Met andere woorden: in 1483 werd het schip van de kerk opnieuw ingewijd na een herstelling.

De toren was reeds gebouwd vóór het jaar 1485, vermits een nieuw uurwerk toen werd geplaatst. In het begin van de XVI° eeuw werd besloten het bestaande kerkje te herbouwen. In 1519 werd er bij de burgers een geldomhaling gedaan en rond het jaar 1525 werd de kerk groots herbouwd. Vele inwoners droegen bij voor de bouwen, de versiering der kerk en voornamelijk voor de H. Sacramentskapel. In 1538 was er reeds spraak van de oprichting van het altaar van Sint Joris.

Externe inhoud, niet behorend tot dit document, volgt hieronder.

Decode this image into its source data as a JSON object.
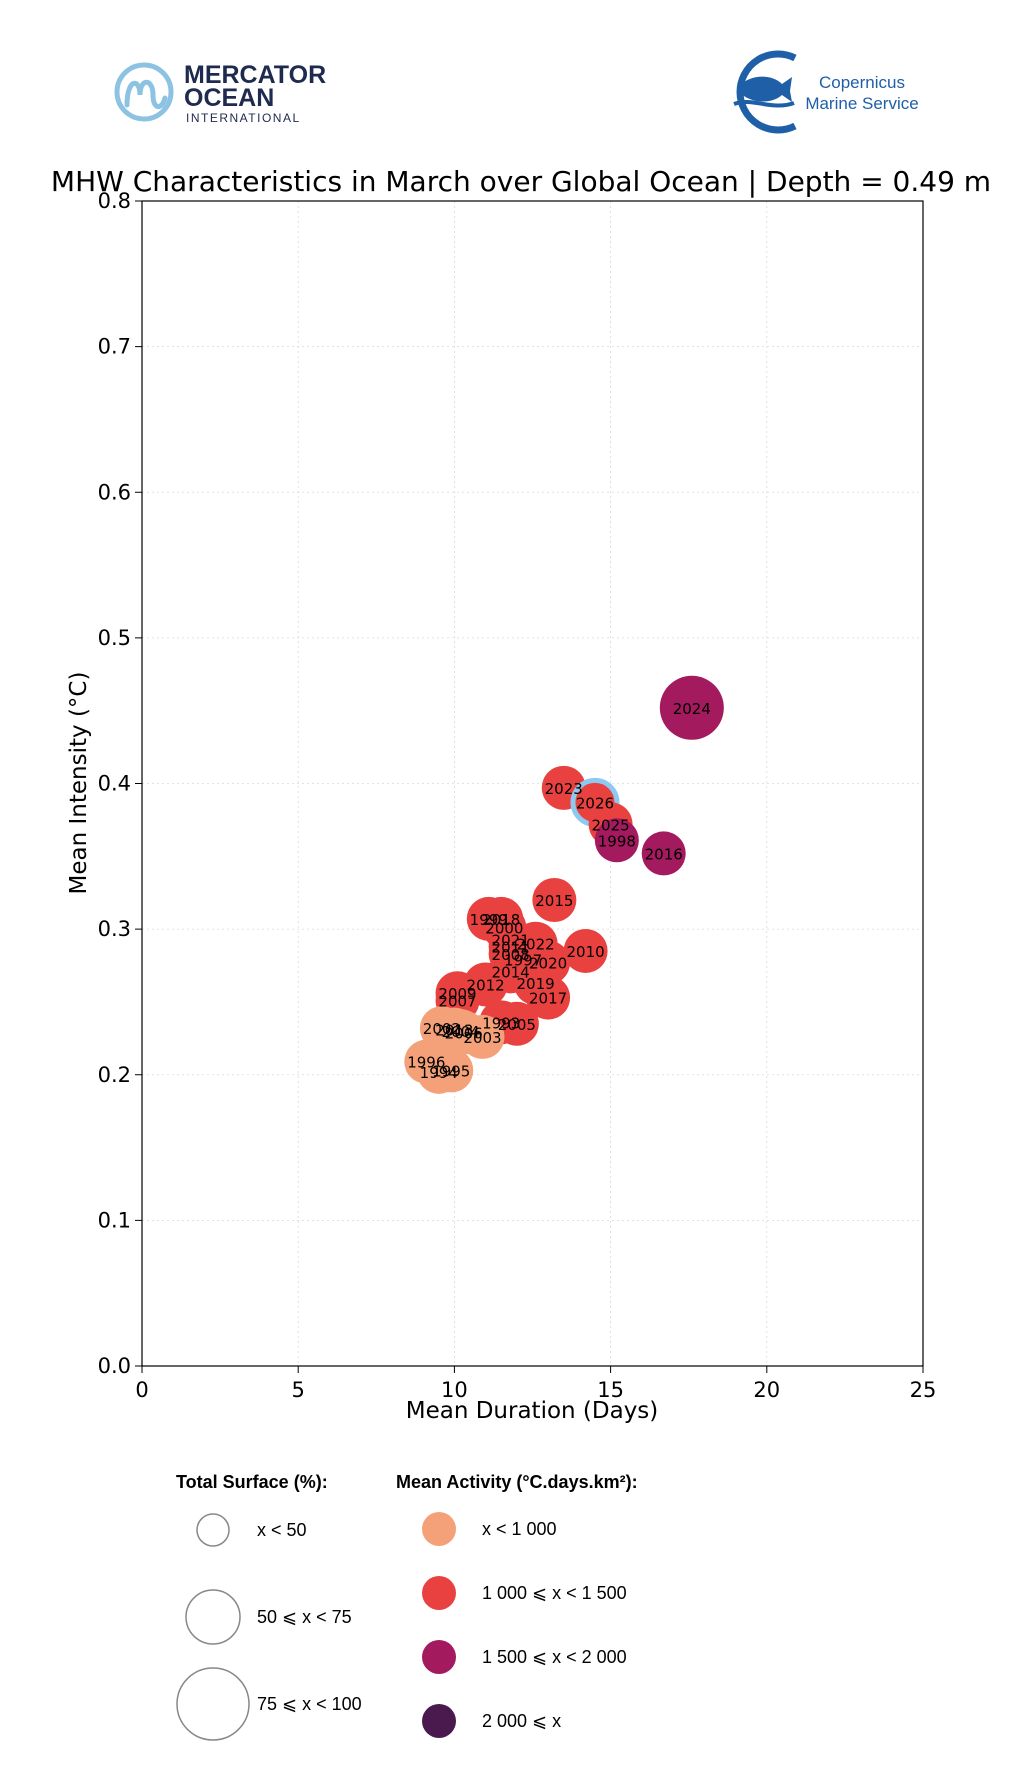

De overlevering zegt ook dat de stenen, gebruikt aan het bouwen van de kerk, zouden gemaakt zijn op de plaats "Steenhoven", gelegen bij de Herseling. Uit de kuil "Het verloren Gat" zou de klei gehaald, en daar ter plaatse zou handsteen gemaakt zijn. Het is trouwens juist, dat op deze plaats in heggen en kanten, nog stenen worden gevonden, van dezelfde vorm en grootte als deze, waarmede de kerk gebouwd is.

Beschrijving van de kerk

Wij hadden te Loenhout een grote, gotische kerk, vervaardigd uit baksteen en versierd met witte banden. De vierkante toren bevatte dubbele trapvormige steunmuren. Het onderdeel met ronde deurboog en rond venster met een spitsboog omlijst, scheen nog ouder te zijn. Het jaartal 1756, boven in de westermuur gemetst, duidt slechts een herstelling aan. De naald is achtvlakkig. De grote klok werd gegoten in 1595. In 1712 barstte deze klok en er werd een nieuwe en grotere vervaardigd. De oude klok woog 1093 pond en de nieuwe woog er 2094. Deze hergieting kostte aan de gemeente de som van 1068 Hollandse gulden en twee stuivers. De klok werd vervaardigd door Alenus Julliën en droeg het volgende opschrift: "Communitas Loenhoutana me refeci per Allenum Julliën, anno Domini M.VIIe XII".

Wanneer het ander kleine klokje of tiendenklok gemaakt is, weet men niet. Het opschrift meldde slechts: "Bartholomeus Cauthals me fecit".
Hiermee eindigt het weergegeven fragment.